The Canada-US air travel market is facing turbulent times as Trump tariffs and an escalating trade war take a heavy toll.
With economic tensions rising, airlines, travelers, and industry experts are grappling with a sharp decline in cross-border flights.
Analytics firm OAG reports that airline capacity between Canada and the US has been slashed through October 2025.
The most dramatic cuts hit the peak travel months of July and August, signaling a bleak summer ahead.
Passenger bookings on these routes are down a staggering 70% compared to last year, and future flight bookings have all but collapsed. What’s driving this nosedive, and what does it mean for the future?
Trump Trade War Rattles Travel Market
The Trump administration’s 25% tariff on Canadian goods, paired with Canada’s retaliatory measures, has rattled the economic ties between these neighbors.
This trade war, initially sparked by concerns over drug trafficking and immigration, is now rippling through the travel sector. Recent reports paint a grim picture. A recent report from Flight Centre Canada revealed a 40% drop in U.S. bookings.

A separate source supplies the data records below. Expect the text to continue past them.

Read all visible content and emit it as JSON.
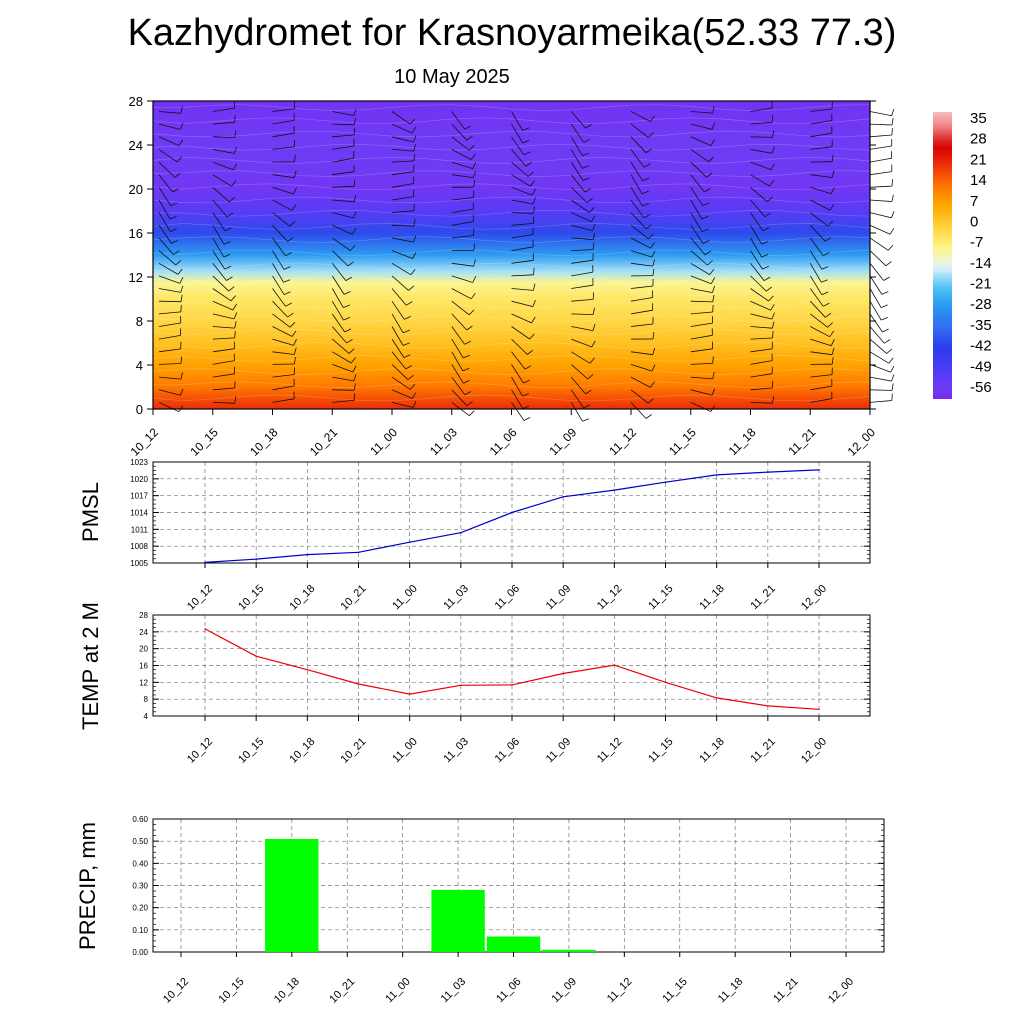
{
  "header": {
    "title": "Kazhydromet for Krasnoyarmeika(52.33 77.3)",
    "date": "10 May 2025"
  },
  "time_labels": [
    "10_12",
    "10_15",
    "10_18",
    "10_21",
    "11_00",
    "11_03",
    "11_06",
    "11_09",
    "11_12",
    "11_15",
    "11_18",
    "11_21",
    "12_00"
  ],
  "colorbar": {
    "labels": [
      "35",
      "28",
      "21",
      "14",
      "7",
      "0",
      "-7",
      "-14",
      "-21",
      "-28",
      "-35",
      "-42",
      "-49",
      "-56"
    ]
  },
  "chart_data": [
    {
      "type": "heatmap",
      "description_free": true,
      "ylim": [
        0,
        28
      ],
      "yticks": [
        0,
        4,
        8,
        12,
        16,
        20,
        24,
        28
      ],
      "x": [
        "10_12",
        "10_15",
        "10_18",
        "10_21",
        "11_00",
        "11_03",
        "11_06",
        "11_09",
        "11_12",
        "11_15",
        "11_18",
        "11_21",
        "12_00"
      ],
      "colorbar_range": [
        -56,
        35
      ],
      "levels_temperature": [
        {
          "level": 0,
          "value": 22
        },
        {
          "level": 2,
          "value": 14
        },
        {
          "level": 4,
          "value": 8
        },
        {
          "level": 6,
          "value": 3
        },
        {
          "level": 8,
          "value": -1
        },
        {
          "level": 10,
          "value": -4
        },
        {
          "level": 11.5,
          "value": -8
        },
        {
          "level": 12.5,
          "value": -17
        },
        {
          "level": 14,
          "value": -27
        },
        {
          "level": 16,
          "value": -40
        },
        {
          "level": 18,
          "value": -52
        },
        {
          "level": 20,
          "value": -57
        },
        {
          "level": 24,
          "value": -56
        },
        {
          "level": 28,
          "value": -58
        }
      ]
    },
    {
      "type": "line",
      "ylabel": "PMSL",
      "ylim": [
        1005,
        1023
      ],
      "yticks": [
        1005,
        1008,
        1011,
        1014,
        1017,
        1020,
        1023
      ],
      "x": [
        "10_12",
        "10_15",
        "10_18",
        "10_21",
        "11_00",
        "11_03",
        "11_06",
        "11_09",
        "11_12",
        "11_15",
        "11_18",
        "11_21",
        "12_00"
      ],
      "values": [
        1005.1,
        1005.7,
        1006.5,
        1006.9,
        1008.7,
        1010.4,
        1014.0,
        1016.8,
        1018.0,
        1019.4,
        1020.7,
        1021.2,
        1021.6
      ],
      "color": "#0000cc"
    },
    {
      "type": "line",
      "ylabel": "TEMP at 2 M",
      "ylim": [
        4,
        28
      ],
      "yticks": [
        4,
        8,
        12,
        16,
        20,
        24,
        28
      ],
      "x": [
        "10_12",
        "10_15",
        "10_18",
        "10_21",
        "11_00",
        "11_03",
        "11_06",
        "11_09",
        "11_12",
        "11_15",
        "11_18",
        "11_21",
        "12_00"
      ],
      "values": [
        24.7,
        18.2,
        15.0,
        11.6,
        9.2,
        11.3,
        11.4,
        14.1,
        16.1,
        12.0,
        8.3,
        6.4,
        5.6
      ],
      "color": "#ee0000"
    },
    {
      "type": "bar",
      "ylabel": "PRECIP, mm",
      "ylim": [
        0,
        0.6
      ],
      "yticks": [
        "0.00",
        "0.10",
        "0.20",
        "0.30",
        "0.40",
        "0.50",
        "0.60"
      ],
      "categories": [
        "10_12",
        "10_15",
        "10_18",
        "10_21",
        "11_00",
        "11_03",
        "11_06",
        "11_09",
        "11_12",
        "11_15",
        "11_18",
        "11_21",
        "12_00"
      ],
      "values": [
        0,
        0,
        0.51,
        0,
        0,
        0.28,
        0.07,
        0.01,
        0,
        0,
        0,
        0,
        0
      ],
      "color": "#00ff00"
    }
  ]
}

Meanwhile, WestJet claims a 25% reduction in passenger flights since Trump took office. Notably, OAG’s latest data confirms the crisis isn’t temporary. Forward demand has evaporated, leaving airlines scrambling to adjust.
Why are travelers staying grounded? For one, uncertainty is a powerful deterrent. Higher tariffs mean rising costs for goods, squeezing disposable income on both sides of the border.
Canadians, frustrated by the trade spat, are also voicing plans to boycott U.S. travel. Social media posts from Ontario highlight this sentiment, with residents opting to skip American trips altogether.
At the same time, U.S. travelers may be wary of Canada’s counter-tariffs and a weaker economic outlook. Add in high-profile incidents like increased ICE arrests at the border and the appeal of cross-border trips fades fast.

Capacity Cuts Through October 2025
Airlines are feeling the pinch. Cutting capacity through October 2025 shows they don’t expect a quick recovery. July and August, typically bustling with vacationers, will see the deepest reductions.
This aligns with the U.S. Travel Association’s warning: a 10% drop in Canadian visitors could mean 2 million fewer trips and billions in lost spending.
With bookings down 70%, the reality is far worse than feared. Future bookings, a key indicator of confidence, offer little hope as demand has simply “collapsed,” per OAG.

Looking Ahead
What’s next for Canada-US air travel? The trade war shows no signs of easing, and economic fallout could deepen. Travelers might turn to domestic options, while airlines may rethink routes and pricing.
For now, the skies between these nations are quieter than ever. The integrated Canada-US economy, once a strength, is now a vulnerability exposed by tariffs. Until tensions cool or policies shift, this downturn looks set to linger, leaving airlines, travelers, and border communities to weather the storm.
This crisis underscores a broader truth: trade wars don’t just hit goods. Applied indiscriminately, they disrupt lives, plans, and connections.
As March 28, 2025, marks another day of strained relations, the Canada-US air travel market remains a casualty of a battle fought far from the tarmac.
Recovery, if it comes, will take more than grounded planes—it’ll need trust rebuilt across the border.